A di-palladium complex with 54 π electrons is the first quadruply twisted aromatic molecule

Twisted Hückel Aromatic Dodecaphyrin

Source: © Wiley-VCH Verlag GmbH & Co. KGaA

Quadruply twisted Hückel aromatic dodecaphyrin

The first quadruply twisted aromatic molecule has been made by chemists in Japan. Its 54 π electrons are packed into a ring that has four 180° twists.

When students first learn about aromaticity, they often memorise Erich Hückel’s rule. It states the number of π electrons a ring system needs to be aromatic. It also states that molecules can only be aromatic if they’re planar.

But since the physical chemist devised the rule in 1931, researchers have bent these rules in all kinds of ways – from bending benzene rings to putting one aromatic ring inside another.

Now, Atsuhiro Osuka’s team from Kyoto University has applied their experience with porphyrin structures to make the first molecule whose aromatic rings system has 180° twists.

However, the first molecules the chemists designed weren’t aromatic at all. The extended bridged porphyrins were simply too floppy and preferred to take on less twisted conformations.
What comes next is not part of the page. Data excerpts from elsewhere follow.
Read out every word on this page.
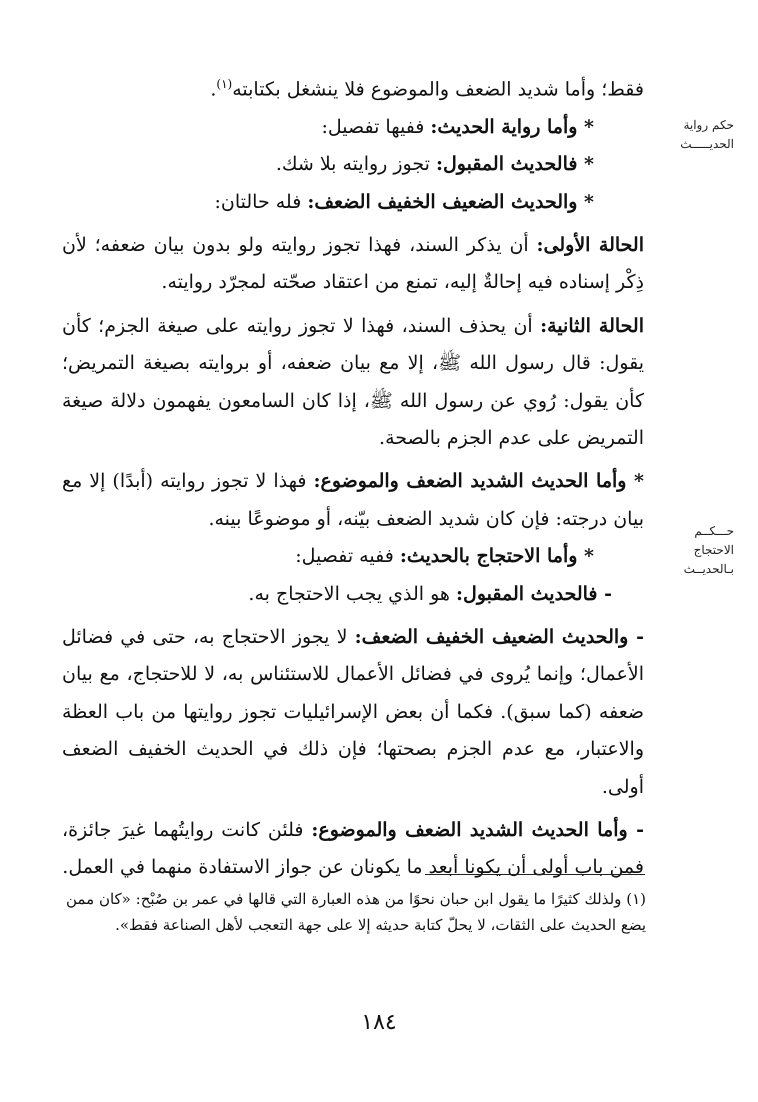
حكم رواية
الحديـــــث
حـــكــم
الاحتجاج
بـالحديــث

فقط؛ وأما شديد الضعف والموضوع فلا ينشغل بكتابته$^{(١)}$.

* وأما رواية الحديث: ففيها تفصيل:

* فالحديث المقبول: تجوز روايته بلا شك.

* والحديث الضعيف الخفيف الضعف: فله حالتان:

الحالة الأولى: أن يذكر السند، فهذا تجوز روايته ولو بدون بيان ضعفه؛ لأن ذِكْر إسناده فيه إحالةٌ إليه، تمنع من اعتقاد صحّته لمجرّد روايته.

الحالة الثانية: أن يحذف السند، فهذا لا تجوز روايته على صيغة الجزم؛ كأن يقول: قال رسول الله ﷺ، إلا مع بيان ضعفه، أو بروايته بصيغة التمريض؛ كأن يقول: رُوي عن رسول الله ﷺ، إذا كان السامعون يفهمون دلالة صيغة التمريض على عدم الجزم بالصحة.

* وأما الحديث الشديد الضعف والموضوع: فهذا لا تجوز روايته (أبدًا) إلا مع بيان درجته: فإن كان شديد الضعف بيّنه، أو موضوعًا بينه.

* وأما الاحتجاج بالحديث: ففيه تفصيل:

- فالحديث المقبول: هو الذي يجب الاحتجاج به.

- والحديث الضعيف الخفيف الضعف: لا يجوز الاحتجاج به، حتى في فضائل الأعمال؛ وإنما يُروى في فضائل الأعمال للاستئناس به، لا للاحتجاج، مع بيان ضعفه (كما سبق). فكما أن بعض الإسرائيليات تجوز روايتها من باب العظة والاعتبار، مع عدم الجزم بصحتها؛ فإن ذلك في الحديث الخفيف الضعف أولى.

- وأما الحديث الشديد الضعف والموضوع: فلئن كانت روايتُهما غيرَ جائزة، فمن باب أولى أن يكونا أبعد ما يكونان عن جواز الاستفادة منهما في العمل.

(١) ولذلك كثيرًا ما يقول ابن حبان نحوًا من هذه العبارة التي قالها في عمر بن صُبْح: «كان ممن يضع الحديث على الثقات، لا يحلّ كتابة حديثه إلا على جهة التعجب لأهل الصناعة فقط».

١٨٤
By adding palladium atoms that coordinate to the dodecaporphyrin rings’ nitrogens, the team attempted to make the molecules more rigid. While this did indeed produce several quadruply twisted di-palladium complexes, most of these turned out to be non-aromatic.

Only one of them struck aromaticity gold. Despite this molecule’s less-than-planar structure, its 54 π electrons made up a fully aromatic system as determined by spectral analysis and ring current calculations.